A lot of studying and practicing is required for spiritual leaders to master the ceremony.

To have the ceremony occur in the Kansas City area is a big deal, he said.

On Sunday, the event drew participants from as far away as Omaha and St. Louis.

The packed event, which took place under a large tent in the parking lot, reminded temple officials an expansion of its cultural center was dire.

The Hindu temple, built 25 years ago, was created to space around 50 families.

Today, the temple serves around 1,000 families.

“The Indian population in Johnson County has grown tremendously in the past 20 years and we need a larger facility to reflect that growth,” Baburajan said. “Not only is it difficult to have everyone inside, but parking is very limited for us right now.”

Although an expansion is still in the infancy stages, officials are trying to figure out a financial plan to kick off that project.

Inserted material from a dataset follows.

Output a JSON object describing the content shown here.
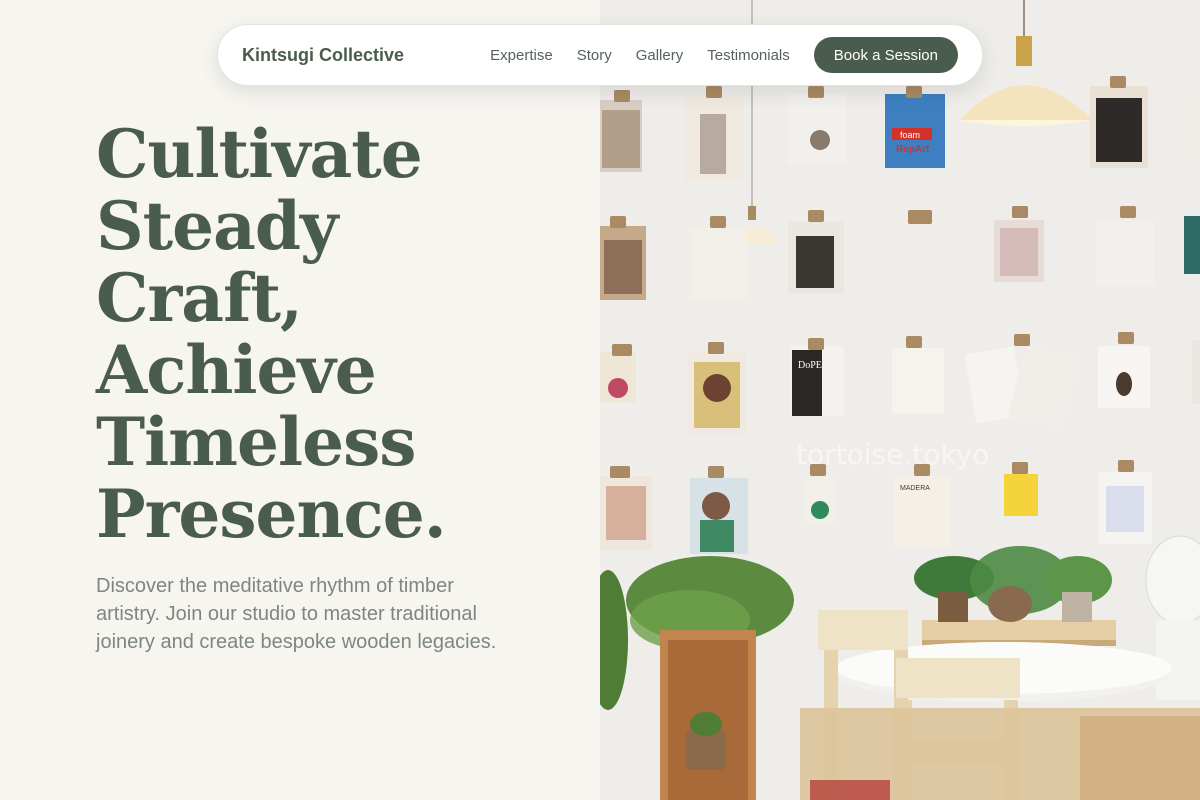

Meanwhile, at the temple Sunday afternoon, worshippers didn’t mind being a little cramped at the cultural center.

Satya and Pinki Samantaroy, of Overland Park, came to the World Peace Prayer with their two young sons.

Although they didn’t participate in the rituals, they were one of the dozens of observers.

“Today is about safety and prosperity,” Satya said. “It’s about bringing people together.”

As their son waved to a friend, Pinki smiled.

World peace isn’t just about the world today, but the world tomorrow as well, she mused.

“It’s important for our children to learn our culture and let them learn the values we are trying to achieve here,” she said. “When they grow old, they will continue our values.”